舞台あいさつで監督は、「17歳で役所さんのドラマを見てから、紆余曲折の中、自分の映画の主演として出ていただいたことが、いまこの瞬間も夢のようで。役所さんがいらっしゃる現場は静かなのに活性化するんです。スタッフ全員が現場で、『映画を作るということはこういうこと』と、感じることができました」と感謝の意を述べた。
加えて、作品については、「前作『永い言い訳』の撮影中に出会って、いままでは自分の人生経験から作っていましたが、犯罪などこういう側面から作ってなかったと…。でも心構えではなく、面白い物語だから映画にしたいと思いました。現状をリサーチするなかで、1度失敗した人が社会でやり直すのは、原作が書かれた時より窮屈になっていると気が付きました。いろいろな時代に響くものになっていると思います」と回顧した。
また、同作で主演を務めた役所は、「佐木さんの原作は、ありのままを書いている力強い小説です。2時間の映画にするのに、作者の男性の目線と監督の女性目線で化学反応が起こり、温かい脚本になりました」と真摯に語った。
役所の演技の凄さは“映し鏡のよう”
役所の演技について聞かれると仲野は、「撮影中、役所さんをみていると、役所さん自身なのか役の三上なのか、境目が分からなくなりました。
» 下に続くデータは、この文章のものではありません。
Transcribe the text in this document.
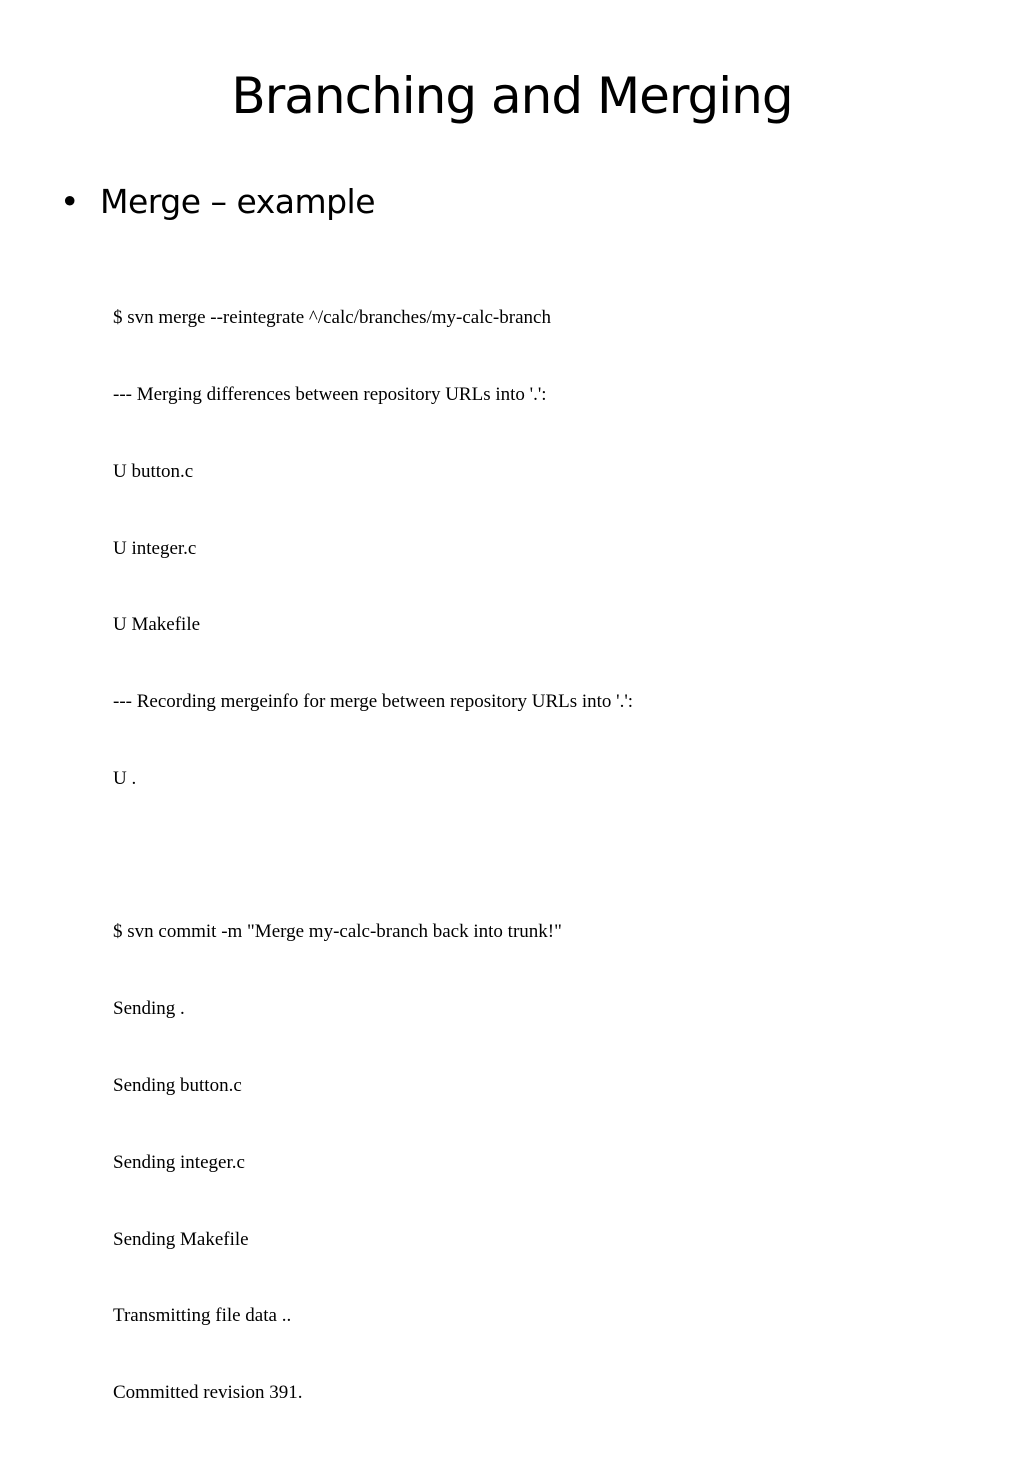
Branching and Merging
• Merge – example

$ svn merge --reintegrate ^/calc/branches/my-calc-branch

--- Merging differences between repository URLs into '.':

U button.c

U integer.c

U Makefile

--- Recording mergeinfo for merge between repository URLs into '.':

U .

$ svn commit -m "Merge my-calc-branch back into trunk!"

Sending .

Sending button.c

Sending integer.c

Sending Makefile

Transmitting file data ..

Committed revision 391.
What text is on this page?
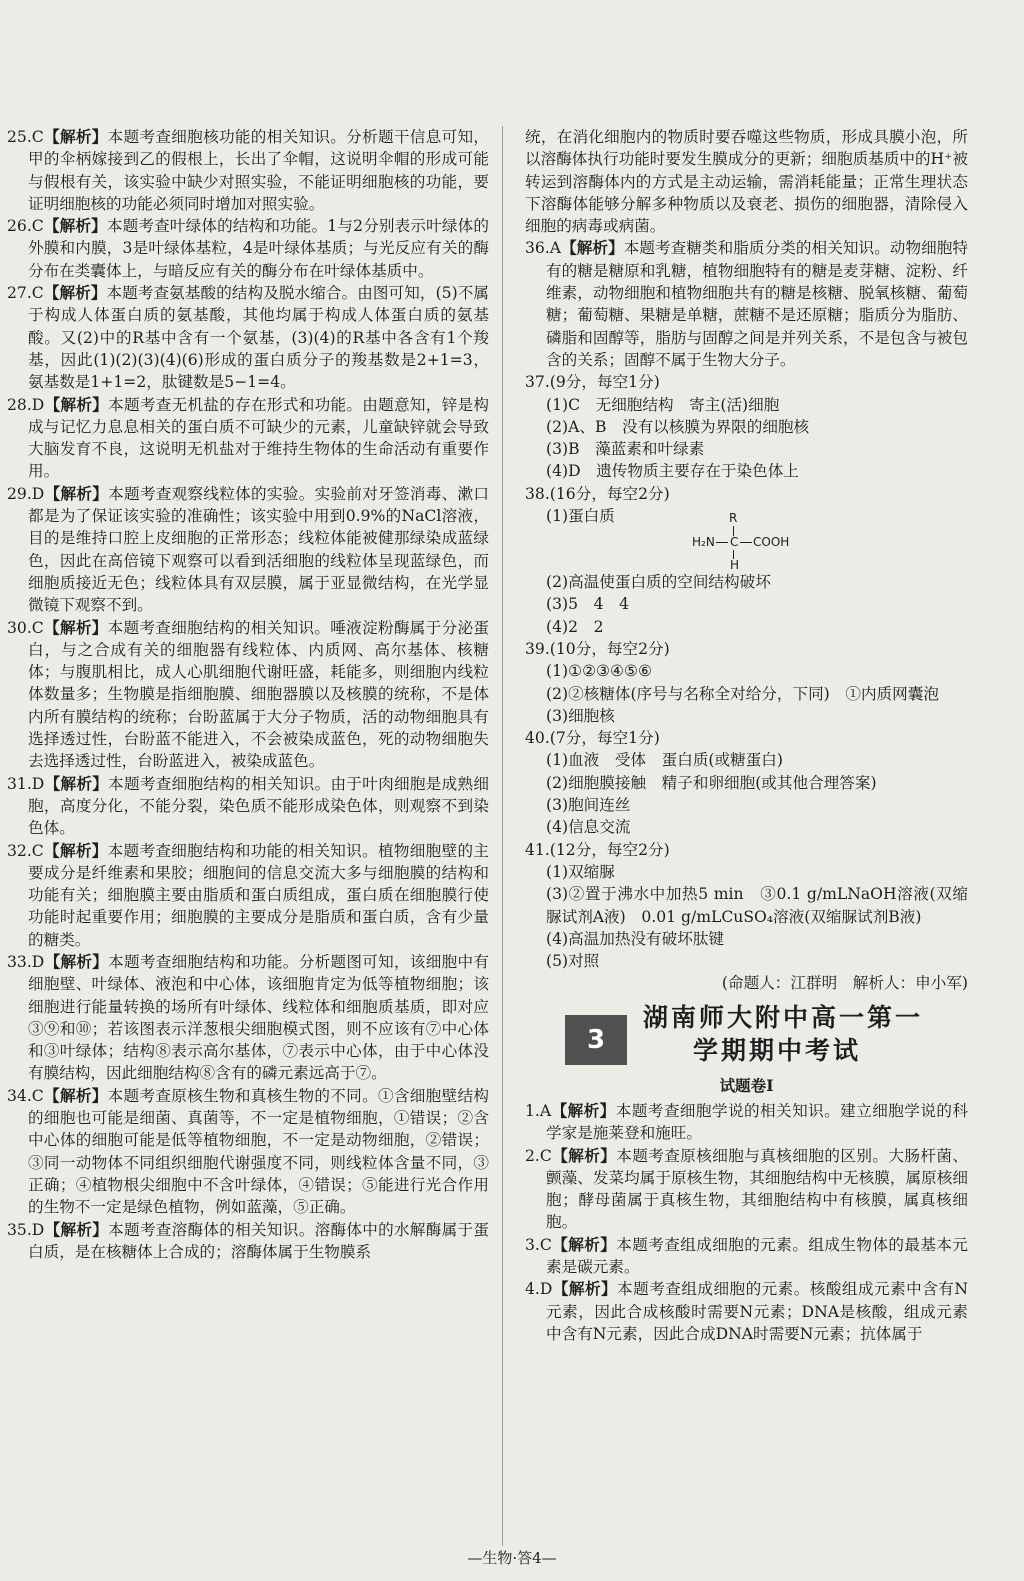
25.C【解析】本题考查细胞核功能的相关知识。分析题干信息可知，甲的伞柄嫁接到乙的假根上，长出了伞帽，这说明伞帽的形成可能与假根有关，该实验中缺少对照实验，不能证明细胞核的功能，要证明细胞核的功能必须同时增加对照实验。
26.C【解析】本题考查叶绿体的结构和功能。1与2分别表示叶绿体的外膜和内膜，3是叶绿体基粒，4是叶绿体基质；与光反应有关的酶分布在类囊体上，与暗反应有关的酶分布在叶绿体基质中。
27.C【解析】本题考查氨基酸的结构及脱水缩合。由图可知，(5)不属于构成人体蛋白质的氨基酸，其他均属于构成人体蛋白质的氨基酸。又(2)中的R基中含有一个氨基，(3)(4)的R基中各含有1个羧基，因此(1)(2)(3)(4)(6)形成的蛋白质分子的羧基数是2+1=3，氨基数是1+1=2，肽键数是5−1=4。
28.D【解析】本题考查无机盐的存在形式和功能。由题意知，锌是构成与记忆力息息相关的蛋白质不可缺少的元素，儿童缺锌就会导致大脑发育不良，这说明无机盐对于维持生物体的生命活动有重要作用。
29.D【解析】本题考查观察线粒体的实验。实验前对牙签消毒、漱口都是为了保证该实验的准确性；该实验中用到0.9%的NaCl溶液，目的是维持口腔上皮细胞的正常形态；线粒体能被健那绿染成蓝绿色，因此在高倍镜下观察可以看到活细胞的线粒体呈现蓝绿色，而细胞质接近无色；线粒体具有双层膜，属于亚显微结构，在光学显微镜下观察不到。
30.C【解析】本题考查细胞结构的相关知识。唾液淀粉酶属于分泌蛋白，与之合成有关的细胞器有线粒体、内质网、高尔基体、核糖体；与腹肌相比，成人心肌细胞代谢旺盛，耗能多，则细胞内线粒体数量多；生物膜是指细胞膜、细胞器膜以及核膜的统称，不是体内所有膜结构的统称；台盼蓝属于大分子物质，活的动物细胞具有选择透过性，台盼蓝不能进入，不会被染成蓝色，死的动物细胞失去选择透过性，台盼蓝进入，被染成蓝色。
31.D【解析】本题考查细胞结构的相关知识。由于叶肉细胞是成熟细胞，高度分化，不能分裂，染色质不能形成染色体，则观察不到染色体。
32.C【解析】本题考查细胞结构和功能的相关知识。植物细胞壁的主要成分是纤维素和果胶；细胞间的信息交流大多与细胞膜的结构和功能有关；细胞膜主要由脂质和蛋白质组成，蛋白质在细胞膜行使功能时起重要作用；细胞膜的主要成分是脂质和蛋白质，含有少量的糖类。
33.D【解析】本题考查细胞结构和功能。分析题图可知，该细胞中有细胞壁、叶绿体、液泡和中心体，该细胞肯定为低等植物细胞；该细胞进行能量转换的场所有叶绿体、线粒体和细胞质基质，即对应③⑨和⑩；若该图表示洋葱根尖细胞模式图，则不应该有⑦中心体和③叶绿体；结构⑧表示高尔基体，⑦表示中心体，由于中心体没有膜结构，因此细胞结构⑧含有的磷元素远高于⑦。
34.C【解析】本题考查原核生物和真核生物的不同。①含细胞壁结构的细胞也可能是细菌、真菌等，不一定是植物细胞，①错误；②含中心体的细胞可能是低等植物细胞，不一定是动物细胞，②错误；③同一动物体不同组织细胞代谢强度不同，则线粒体含量不同，③正确；④植物根尖细胞中不含叶绿体，④错误；⑤能进行光合作用的生物不一定是绿色植物，例如蓝藻，⑤正确。
35.D【解析】本题考查溶酶体的相关知识。溶酶体中的水解酶属于蛋白质，是在核糖体上合成的；溶酶体属于生物膜系
统，在消化细胞内的物质时要吞噬这些物质，形成具膜小泡，所以溶酶体执行功能时要发生膜成分的更新；细胞质基质中的H⁺被转运到溶酶体内的方式是主动运输，需消耗能量；正常生理状态下溶酶体能够分解多种物质以及衰老、损伤的细胞器，清除侵入细胞的病毒或病菌。
36.A【解析】本题考查糖类和脂质分类的相关知识。动物细胞特有的糖是糖原和乳糖，植物细胞特有的糖是麦芽糖、淀粉、纤维素，动物细胞和植物细胞共有的糖是核糖、脱氧核糖、葡萄糖；葡萄糖、果糖是单糖，蔗糖不是还原糖；脂质分为脂肪、磷脂和固醇等，脂肪与固醇之间是并列关系，不是包含与被包含的关系；固醇不属于生物大分子。
37.(9分，每空1分)
(1)C　无细胞结构　寄主(活)细胞
(2)A、B　没有以核膜为界限的细胞核
(3)B　藻蓝素和叶绿素
(4)D　遗传物质主要存在于染色体上
38.(16分，每空2分)
(1)蛋白质	R
H₂N C COOH
H
(2)高温使蛋白质的空间结构破坏
(3)5　4　4
(4)2　2
39.(10分，每空2分)
(1)①②③④⑤⑥
(2)②核糖体(序号与名称全对给分，下同)　①内质网囊泡
(3)细胞核
40.(7分，每空1分)
(1)血液　受体　蛋白质(或糖蛋白)
(2)细胞膜接触　精子和卵细胞(或其他合理答案)
(3)胞间连丝
(4)信息交流
41.(12分，每空2分)
(1)双缩脲
(3)②置于沸水中加热5 min　③0.1 g/mLNaOH溶液(双缩脲试剂A液)　0.01 g/mLCuSO₄溶液(双缩脲试剂B液)
(4)高温加热没有破坏肽键
(5)对照
(命题人：江群明　解析人：申小军)
3
湖南师大附中高一第一
学期期中考试
试题卷Ⅰ
1.A【解析】本题考查细胞学说的相关知识。建立细胞学说的科学家是施莱登和施旺。
2.C【解析】本题考查原核细胞与真核细胞的区别。大肠杆菌、颤藻、发菜均属于原核生物，其细胞结构中无核膜，属原核细胞；酵母菌属于真核生物，其细胞结构中有核膜，属真核细胞。
3.C【解析】本题考查组成细胞的元素。组成生物体的最基本元素是碳元素。
4.D【解析】本题考查组成细胞的元素。核酸组成元素中含有N元素，因此合成核酸时需要N元素；DNA是核酸，组成元素中含有N元素，因此合成DNA时需要N元素；抗体属于
—生物·答4—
きっと役と深い対話をし、自身の映し鏡のように演じていたんだと思います。純粋な思いやりがあったように感じました。僕も何度も胸が震える瞬間もありましたし、芝居じゃないところで、こみあげてくるものがありました。自分で制御できないくらい感動して、コントロールできないところで憑依し、津乃田が大きくなっていった。自分と役がシンクロしていることが分かり、いままでない経験でした」と興奮ながらにコメント。
そして六角は、「役所さんはニュートラルに役に入られ、全体を通してみるとこんなにいい芝居をしていたとしみじみ感じられる。僕にはわからない、素晴らしすぎて勉強にならない俳優さんです」と語った。
最後に、自身にとっての「すばらしき世界」について役所は、「戦争とか紛争、二酸化炭素や差別とか偏見が無くなり、世界中の子供たちが夢を見られる世界。オリンピックなどスポーツを通して、世界中の人間が熱狂している姿に『世界って素晴らしい!』と思います」と持論を語り、イベントを締めくくった。
『すばらしき世界』は、主人公・三上が良い面と悪い面の両方を見せることで、より〝人間らしさ〟を感じられる作品となっている。作品を盛り上げる役所の名演に注目したい。